Most clinicians rely on TSH to screen for thyroid disease, especially hypothyroidism (1). As the methods for TSH have improved, the number of cases with abnormal TSH values, but minimal symptoms has increased (2). Most physicians have relied on a TSH range of 0.3 to 5.0 mU/L; but the American Association of Clinical Endocrinologists (AACE) has recently advocated tightening up this range (0.4 to 2.5 mU/L), reasoning that many patients have subclinical hypothyroidism (3). The proposal has stirred some controversy in the endocrine community.

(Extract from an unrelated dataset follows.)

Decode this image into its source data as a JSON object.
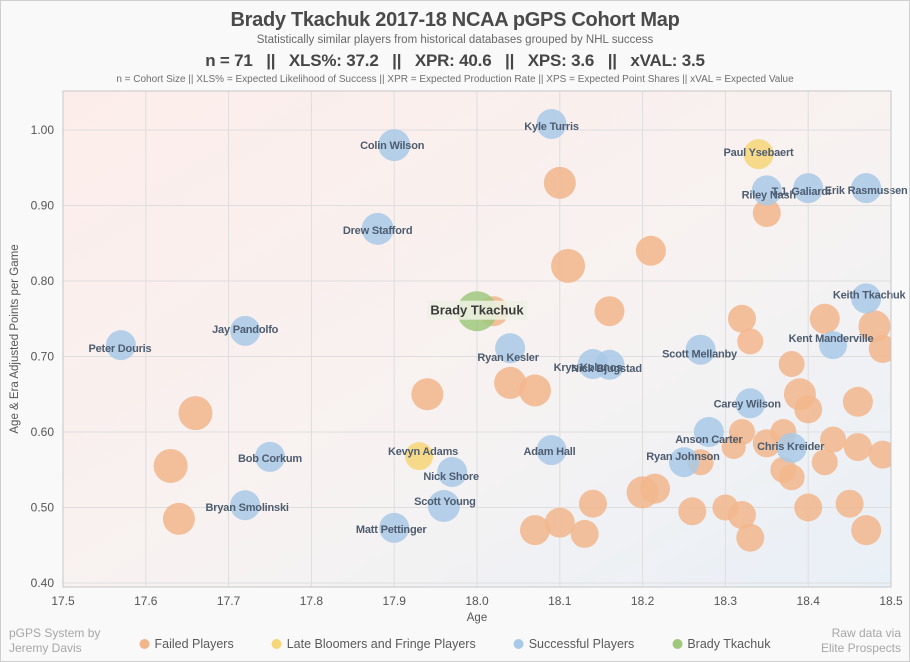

We all know what will happen if we move the upper end of the reference interval for TSH from 5.0 to 2.5 mU/L. We will increase the sensitivity of the test, but decrease its specificity, because there is overlap between normal patients and those who are hypothyroid. Biological Variation complicates this picture by spreading a patient’s values over a range and making the values bounce around the patient’s true value. While the CV for FT4 is only 3.5%, TSH has a one-week CV of 19.3%. If a patient had a true TSH of 3.0 mU/L, their 95% confidence interval would range from 1.4 to 4.6 mU/L, thus confusing the issue. A central two-thirds confidence interval would range from 2.2 to 3.8 mU/L, which could still be misinterpreted. Luckily TSH has a positively skewed distribution with its tail pointing towards higher values among euthyroid patients, so many patients would have values not straddling the 3.0 value. But still relying on one value could result in misinterpretation. It is not a common practice to obtain three TSH values and average them, but that might be a much better approach. Should we try to influence our clinicians that an average is better than one result? We would have to persuade insurers that obtaining multiple samples is the correct course.
In addition, if we had adequate baselines on our patients, we could detect individual changes over time, which would be a convenient way to personalize medicine. Is this a good time to ask for more testing, given the current high cost of healthcare?
1. Demers LM, Spencer CA. Laboratory support for the diagnosis and monitoring of thyoid disease. Laboratory Medicine Practice Guidelines. NACB vol. 13, 2002.
2. Surks MI, Ortiz E, Daniels GH, et al. Subclinical thyroid disease. Scientific review and guidelines for diagnosis and management. JAMA 2004;291:228-238.3. Mariotti S. Solving the dilemma: what to do as a simple clinician. Endocrine Abstracts 2010;22:S13.4.
3. Mariotti S. Solving the dilemma: what to do as a simple clinician. Endocrine Abstracts 2010;22:S13.4.